Bioinformatics Research Center, School of Pharmacy and Pharmaceutical Sciences, Isfahan University of Medical Sciences, Isfahan, Iran.
Med Oncol. 2024 Oct 14;41(11):264. doi: 10.1007/s12032-024-02511-5.
DNA Fragmentation Factor (DFF) is a heterodimer protein involved in DNA fragmentation during apoptosis, which acts as a trigger downstream of caspase-3 activation. DFF40 catalytically active homo-oligomers break down chromosomal DNA. Previous scientific investigations have revealed a link between DFF40 expression changes and various cancers. DFF40 deletion or down-regulation has been observed in some cancers. Consequently, therapeutic strategies involving the DFF40 molecule compensating led to an increased rate of cancer cell apoptosis. In this review article, we aimed to introduce cancers with low expression of this protein first. The second part of this paper focuses on studies that utilized exogenous DFF40 protein produced by recombinant DNA technology and surveyed during in vitro and in vivo tests. Finally, compensation for diminished expression of the mentioned protein via gene therapy-based techniques to make up for this apoptotic molecule's low expression is the topic of the last part of this review article.

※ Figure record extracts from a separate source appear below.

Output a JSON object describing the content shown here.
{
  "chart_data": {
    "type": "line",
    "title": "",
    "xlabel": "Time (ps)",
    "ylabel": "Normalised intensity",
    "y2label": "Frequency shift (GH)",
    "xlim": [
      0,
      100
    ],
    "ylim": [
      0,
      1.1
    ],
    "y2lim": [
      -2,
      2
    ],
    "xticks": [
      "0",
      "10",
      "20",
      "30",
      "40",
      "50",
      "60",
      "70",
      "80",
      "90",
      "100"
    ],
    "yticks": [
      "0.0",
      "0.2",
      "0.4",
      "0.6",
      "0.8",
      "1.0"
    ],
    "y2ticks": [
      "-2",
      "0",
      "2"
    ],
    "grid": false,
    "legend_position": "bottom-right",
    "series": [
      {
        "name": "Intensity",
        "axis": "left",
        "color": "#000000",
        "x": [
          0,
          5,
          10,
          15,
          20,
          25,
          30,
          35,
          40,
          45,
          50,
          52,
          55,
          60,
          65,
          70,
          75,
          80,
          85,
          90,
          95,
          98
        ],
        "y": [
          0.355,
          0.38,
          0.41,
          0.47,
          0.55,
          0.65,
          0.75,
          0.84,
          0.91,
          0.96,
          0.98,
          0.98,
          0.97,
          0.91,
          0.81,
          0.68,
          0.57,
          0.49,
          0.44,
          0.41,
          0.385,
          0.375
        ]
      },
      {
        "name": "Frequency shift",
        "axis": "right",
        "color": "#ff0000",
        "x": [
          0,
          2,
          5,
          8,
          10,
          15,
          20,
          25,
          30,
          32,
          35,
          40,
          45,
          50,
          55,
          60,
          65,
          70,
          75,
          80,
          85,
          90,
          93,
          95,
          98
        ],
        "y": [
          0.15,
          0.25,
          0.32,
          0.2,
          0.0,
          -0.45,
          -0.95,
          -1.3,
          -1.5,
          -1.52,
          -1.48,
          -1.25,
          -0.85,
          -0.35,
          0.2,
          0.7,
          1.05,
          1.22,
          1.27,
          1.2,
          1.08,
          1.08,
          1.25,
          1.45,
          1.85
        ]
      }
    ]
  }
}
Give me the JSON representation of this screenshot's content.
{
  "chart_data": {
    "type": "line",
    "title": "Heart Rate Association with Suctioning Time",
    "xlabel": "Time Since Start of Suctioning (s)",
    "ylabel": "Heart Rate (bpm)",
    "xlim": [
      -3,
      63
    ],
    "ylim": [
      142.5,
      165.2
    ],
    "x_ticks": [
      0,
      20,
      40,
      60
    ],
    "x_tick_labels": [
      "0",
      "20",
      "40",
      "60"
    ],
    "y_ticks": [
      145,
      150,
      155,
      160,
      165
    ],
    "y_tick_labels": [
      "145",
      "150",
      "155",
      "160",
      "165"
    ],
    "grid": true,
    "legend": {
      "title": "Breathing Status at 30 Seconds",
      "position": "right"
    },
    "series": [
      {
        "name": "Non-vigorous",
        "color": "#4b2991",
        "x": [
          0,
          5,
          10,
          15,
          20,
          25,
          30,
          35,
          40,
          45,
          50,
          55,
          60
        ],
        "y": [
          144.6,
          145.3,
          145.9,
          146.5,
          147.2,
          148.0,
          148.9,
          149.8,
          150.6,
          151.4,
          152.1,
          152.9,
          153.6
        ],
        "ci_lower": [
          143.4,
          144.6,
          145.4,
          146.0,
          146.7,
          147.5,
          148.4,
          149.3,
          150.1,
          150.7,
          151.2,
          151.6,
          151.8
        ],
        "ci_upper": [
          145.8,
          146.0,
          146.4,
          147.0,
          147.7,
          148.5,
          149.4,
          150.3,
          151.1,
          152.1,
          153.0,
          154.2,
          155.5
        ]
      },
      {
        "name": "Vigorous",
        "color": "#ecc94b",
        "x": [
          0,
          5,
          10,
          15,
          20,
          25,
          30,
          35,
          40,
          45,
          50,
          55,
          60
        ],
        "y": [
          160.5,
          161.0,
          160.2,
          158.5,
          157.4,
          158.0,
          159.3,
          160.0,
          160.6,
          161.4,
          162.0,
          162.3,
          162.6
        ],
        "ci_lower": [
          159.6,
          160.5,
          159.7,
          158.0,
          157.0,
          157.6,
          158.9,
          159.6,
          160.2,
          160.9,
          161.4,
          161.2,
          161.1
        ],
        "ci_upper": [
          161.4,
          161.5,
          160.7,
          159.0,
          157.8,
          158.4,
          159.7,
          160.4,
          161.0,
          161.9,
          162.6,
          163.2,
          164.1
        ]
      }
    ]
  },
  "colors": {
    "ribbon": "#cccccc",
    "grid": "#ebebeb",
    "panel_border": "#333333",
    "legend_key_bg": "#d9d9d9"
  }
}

DNA 断裂因子(DFF)是一种参与细胞凋亡过程中 DNA 片段化的异源二聚体蛋白,作为 caspase-3 激活下游的触发因子。DFF40 催化活性同型寡聚体分解染色体 DNA。先前的科学研究表明,DFF40 表达变化与各种癌症之间存在关联。在一些癌症中观察到 DFF40 的缺失或下调。因此,涉及 DFF40 分子补偿的治疗策略导致癌细胞凋亡率增加。在这篇综述文章中,我们首先旨在介绍这种蛋白低表达的癌症。本文的第二部分重点介绍了利用重组 DNA 技术产生的外源性 DFF40 蛋白并在体外和体内试验中进行调查的研究。最后,通过基于基因治疗的技术来补偿所述蛋白表达的降低,以弥补这种凋亡分子的低表达,是本文最后一部分的主题。